Maybe they were robbed, I keep a robber guard on my top entrance and a reduced ( 1 1/2 inch ) on the bottom. Also feeding honey can bring the robbers.


----------



## Knot Wiring (Jan 15, 2015)

texanbelchers said:


> Is it the old queen? That would be interesting.


TO BEE honest, I never saw this queen. In the beginning, I looked but never found her. They built up so fast and there were so many eggs/larvae, I knew she was doing good. Couple of moths into it they would get agitated quick, so I never went deep into the brood combs.



trishbookworm said:


> What a great catch!  It's worth seeing if you can find a reason for the bees that absconded. It can be too much shade, too much messing with, too many ants, mites, SHB, too drafty - not saying any of those things are the case! But if you put yourself in your bee's shoes, can you see something that was uncomfortable for them?
> 
> 
> Good luck to the swarm! We are a month away here, and winter comes and goes. Some days are 60, some are 30. Sometimes it's the next day that it's 30. Ohio is a rollercoaster some years.
> Carry on!


 I never knew bees had shoes? gotta start looking at them better.. The hive is quite tight I don't think draft is an issue. There are some ants but they are usually between the viewing window and the cover. I look closely at them when I visit, looking for mites, haven't seen any. I really think my issue was I didn't check this year early and make sure they had food.
Thanks, they got a relatively clean home with 16 or so combs built out for them.




Dan the bee guy said:


> If I only got 6-7 lbs of honey I would say I didn't get any honey. Something is wrong.


Dan, I didn't ever think they had honey like they should have. I heard the local keepers were saying they had a bad year also. Fall of '15 I figured it was a new colony thing.

Thanks for all the replies.
KW


----------



## Dan the bee guy (Jun 18, 2015)

Hopefully the bees in the swarm are better than the bees that left.


----------



## stan.vick (Dec 19, 2010)

The fact they got agitated fast after a couple of months may be the key to what happened, mine get that way during the effort to replace the queen that may have run out of sperm, after the new queen is mated and laying, they calm down, but sometimes the queen doesn't make it back to the hive, and I have to re-queen or lose the colony.


----------



## Chris G (Feb 26, 2017)

sounds like your hive went queenless and the bees all died out and then a swarm moved in ....empty hives make excellent swarm traps


----------



## Lburou (May 13, 2012)

It would be a good idea to continue feeding your new swarm for a month or so, or, until there are bees on all the frames and you add another super.


----------



## aunt betty (May 4, 2015)

Next time you got pissy bees dig a little and find out why.
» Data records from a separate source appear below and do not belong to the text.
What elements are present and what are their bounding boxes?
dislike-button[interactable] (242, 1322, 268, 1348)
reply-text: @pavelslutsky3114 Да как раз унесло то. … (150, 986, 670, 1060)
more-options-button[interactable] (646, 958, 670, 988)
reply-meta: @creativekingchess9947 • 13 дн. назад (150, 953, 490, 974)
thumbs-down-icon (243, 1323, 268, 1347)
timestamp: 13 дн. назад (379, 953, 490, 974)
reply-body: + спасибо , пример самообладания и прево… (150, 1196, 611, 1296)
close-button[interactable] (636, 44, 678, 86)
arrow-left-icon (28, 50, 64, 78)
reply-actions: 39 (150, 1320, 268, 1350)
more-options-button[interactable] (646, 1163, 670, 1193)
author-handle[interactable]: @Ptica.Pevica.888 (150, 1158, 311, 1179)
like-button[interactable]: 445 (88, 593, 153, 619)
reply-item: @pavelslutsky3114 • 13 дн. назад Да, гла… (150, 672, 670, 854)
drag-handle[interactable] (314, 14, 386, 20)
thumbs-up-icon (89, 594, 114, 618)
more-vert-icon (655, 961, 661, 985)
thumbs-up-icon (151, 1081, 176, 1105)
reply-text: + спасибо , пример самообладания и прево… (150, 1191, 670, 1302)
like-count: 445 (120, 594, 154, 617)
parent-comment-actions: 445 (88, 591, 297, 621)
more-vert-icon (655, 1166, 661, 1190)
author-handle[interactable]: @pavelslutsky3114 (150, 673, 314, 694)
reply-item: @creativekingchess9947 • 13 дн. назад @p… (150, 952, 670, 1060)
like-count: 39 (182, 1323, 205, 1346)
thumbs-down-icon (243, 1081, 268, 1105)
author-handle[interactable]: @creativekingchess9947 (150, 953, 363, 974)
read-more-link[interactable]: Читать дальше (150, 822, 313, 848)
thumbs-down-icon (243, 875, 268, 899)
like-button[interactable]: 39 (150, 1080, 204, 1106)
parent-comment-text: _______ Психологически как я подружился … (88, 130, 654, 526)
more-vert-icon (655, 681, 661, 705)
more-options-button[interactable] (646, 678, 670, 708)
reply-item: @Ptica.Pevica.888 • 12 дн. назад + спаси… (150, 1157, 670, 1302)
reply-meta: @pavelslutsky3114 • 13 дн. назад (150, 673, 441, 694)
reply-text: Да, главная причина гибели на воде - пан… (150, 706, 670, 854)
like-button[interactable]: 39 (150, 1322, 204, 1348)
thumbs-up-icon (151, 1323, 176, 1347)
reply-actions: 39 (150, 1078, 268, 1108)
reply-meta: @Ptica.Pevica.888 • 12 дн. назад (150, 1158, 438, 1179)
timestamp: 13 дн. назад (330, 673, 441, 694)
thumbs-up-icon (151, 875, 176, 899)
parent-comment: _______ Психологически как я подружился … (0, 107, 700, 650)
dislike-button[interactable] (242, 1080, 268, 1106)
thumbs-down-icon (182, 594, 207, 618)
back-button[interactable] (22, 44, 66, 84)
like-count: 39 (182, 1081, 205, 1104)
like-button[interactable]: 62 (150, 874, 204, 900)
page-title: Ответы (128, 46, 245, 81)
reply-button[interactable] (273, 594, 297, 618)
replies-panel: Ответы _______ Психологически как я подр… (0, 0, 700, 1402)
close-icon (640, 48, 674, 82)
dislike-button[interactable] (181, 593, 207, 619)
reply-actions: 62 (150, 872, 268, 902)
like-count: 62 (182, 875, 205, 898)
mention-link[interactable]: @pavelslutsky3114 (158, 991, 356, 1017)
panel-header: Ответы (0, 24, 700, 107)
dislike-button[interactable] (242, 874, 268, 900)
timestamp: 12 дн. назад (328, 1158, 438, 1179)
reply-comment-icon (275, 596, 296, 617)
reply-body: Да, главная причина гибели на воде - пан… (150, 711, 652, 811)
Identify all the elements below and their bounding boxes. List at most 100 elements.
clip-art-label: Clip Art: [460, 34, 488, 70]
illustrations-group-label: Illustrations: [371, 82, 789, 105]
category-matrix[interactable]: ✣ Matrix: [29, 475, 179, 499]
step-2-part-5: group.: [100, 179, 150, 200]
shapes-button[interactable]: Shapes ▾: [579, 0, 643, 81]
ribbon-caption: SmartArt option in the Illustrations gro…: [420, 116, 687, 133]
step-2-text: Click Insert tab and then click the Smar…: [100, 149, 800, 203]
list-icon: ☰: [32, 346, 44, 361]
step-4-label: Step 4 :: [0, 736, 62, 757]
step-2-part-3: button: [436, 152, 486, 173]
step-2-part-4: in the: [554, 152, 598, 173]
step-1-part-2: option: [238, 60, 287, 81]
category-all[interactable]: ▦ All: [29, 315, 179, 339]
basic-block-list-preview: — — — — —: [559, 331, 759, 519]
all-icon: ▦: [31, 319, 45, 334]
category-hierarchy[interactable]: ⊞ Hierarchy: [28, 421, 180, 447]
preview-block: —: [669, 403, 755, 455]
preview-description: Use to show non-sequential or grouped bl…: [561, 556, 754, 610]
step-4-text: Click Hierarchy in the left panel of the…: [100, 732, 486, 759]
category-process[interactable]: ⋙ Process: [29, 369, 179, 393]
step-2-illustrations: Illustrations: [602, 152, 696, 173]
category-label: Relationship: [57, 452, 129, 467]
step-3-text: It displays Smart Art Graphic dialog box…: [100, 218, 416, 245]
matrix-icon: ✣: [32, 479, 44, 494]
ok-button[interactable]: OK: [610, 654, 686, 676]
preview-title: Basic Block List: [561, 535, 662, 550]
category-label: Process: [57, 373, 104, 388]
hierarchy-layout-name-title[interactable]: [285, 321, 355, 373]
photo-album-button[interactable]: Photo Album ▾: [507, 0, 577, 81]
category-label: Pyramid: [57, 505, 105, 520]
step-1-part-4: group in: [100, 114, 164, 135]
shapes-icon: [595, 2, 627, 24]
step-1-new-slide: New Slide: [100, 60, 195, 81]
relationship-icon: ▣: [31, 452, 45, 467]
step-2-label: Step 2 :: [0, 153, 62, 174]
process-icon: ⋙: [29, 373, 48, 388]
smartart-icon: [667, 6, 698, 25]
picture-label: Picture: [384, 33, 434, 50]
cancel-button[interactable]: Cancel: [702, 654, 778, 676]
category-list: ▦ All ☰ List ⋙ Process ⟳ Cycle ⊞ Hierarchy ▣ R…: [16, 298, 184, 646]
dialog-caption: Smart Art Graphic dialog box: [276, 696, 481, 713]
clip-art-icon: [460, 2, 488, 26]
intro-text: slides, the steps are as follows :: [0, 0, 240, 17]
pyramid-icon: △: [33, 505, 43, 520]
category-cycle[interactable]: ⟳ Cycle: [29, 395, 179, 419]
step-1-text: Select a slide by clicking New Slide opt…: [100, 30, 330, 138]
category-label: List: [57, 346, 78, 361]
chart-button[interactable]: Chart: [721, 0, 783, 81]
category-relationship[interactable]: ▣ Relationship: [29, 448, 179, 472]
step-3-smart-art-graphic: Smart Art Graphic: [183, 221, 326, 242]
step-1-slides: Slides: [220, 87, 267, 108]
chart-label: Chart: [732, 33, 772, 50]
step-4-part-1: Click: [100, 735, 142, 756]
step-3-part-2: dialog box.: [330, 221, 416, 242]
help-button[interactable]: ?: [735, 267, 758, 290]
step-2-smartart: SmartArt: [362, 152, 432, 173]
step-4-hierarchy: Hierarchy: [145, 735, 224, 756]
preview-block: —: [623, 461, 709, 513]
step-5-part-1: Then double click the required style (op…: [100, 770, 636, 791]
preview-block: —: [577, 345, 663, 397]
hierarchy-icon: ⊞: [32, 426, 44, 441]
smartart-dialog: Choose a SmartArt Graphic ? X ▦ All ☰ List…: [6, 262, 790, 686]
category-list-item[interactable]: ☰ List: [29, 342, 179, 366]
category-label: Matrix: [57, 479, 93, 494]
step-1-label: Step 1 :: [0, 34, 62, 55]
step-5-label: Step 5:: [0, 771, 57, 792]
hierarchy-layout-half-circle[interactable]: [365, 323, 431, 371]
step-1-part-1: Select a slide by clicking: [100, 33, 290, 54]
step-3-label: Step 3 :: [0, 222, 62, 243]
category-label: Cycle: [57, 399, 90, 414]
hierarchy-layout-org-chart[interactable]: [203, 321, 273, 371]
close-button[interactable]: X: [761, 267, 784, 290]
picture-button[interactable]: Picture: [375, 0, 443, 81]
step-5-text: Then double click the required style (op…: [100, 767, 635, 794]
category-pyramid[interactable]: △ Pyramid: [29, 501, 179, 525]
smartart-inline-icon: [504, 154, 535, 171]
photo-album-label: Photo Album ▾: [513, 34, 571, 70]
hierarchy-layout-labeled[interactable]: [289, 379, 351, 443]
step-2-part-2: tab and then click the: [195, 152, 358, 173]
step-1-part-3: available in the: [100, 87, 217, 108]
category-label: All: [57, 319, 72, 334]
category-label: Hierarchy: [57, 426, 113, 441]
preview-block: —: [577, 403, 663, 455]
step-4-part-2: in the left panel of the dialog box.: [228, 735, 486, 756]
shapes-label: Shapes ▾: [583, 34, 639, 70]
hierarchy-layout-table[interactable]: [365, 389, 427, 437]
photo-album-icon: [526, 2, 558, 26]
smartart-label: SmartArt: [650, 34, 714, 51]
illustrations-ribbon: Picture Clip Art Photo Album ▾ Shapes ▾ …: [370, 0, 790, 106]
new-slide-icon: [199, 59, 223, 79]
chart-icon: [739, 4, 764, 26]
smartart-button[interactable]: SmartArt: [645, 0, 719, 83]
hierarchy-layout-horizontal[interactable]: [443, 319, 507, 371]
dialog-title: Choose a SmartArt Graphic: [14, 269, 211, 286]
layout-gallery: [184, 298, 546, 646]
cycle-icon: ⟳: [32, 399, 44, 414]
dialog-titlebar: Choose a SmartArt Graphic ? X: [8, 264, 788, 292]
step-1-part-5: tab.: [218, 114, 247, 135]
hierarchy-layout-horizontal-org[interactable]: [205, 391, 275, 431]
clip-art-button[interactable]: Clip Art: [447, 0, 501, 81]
Ten to one the hive was queenless, tried making a new one, and failed.
If you had a second hive the cure would have been as simple as finding a frame with eggs and swapping it into the pissy one.

If I got a pissy hive that's a signal to harvest some queen cell frame(s) for a "justin case" nuc or two or queen castle.
By justin case I mean in case your queen never makes it back. You can triple your odds of success and if one fails combine with one that did not.


----------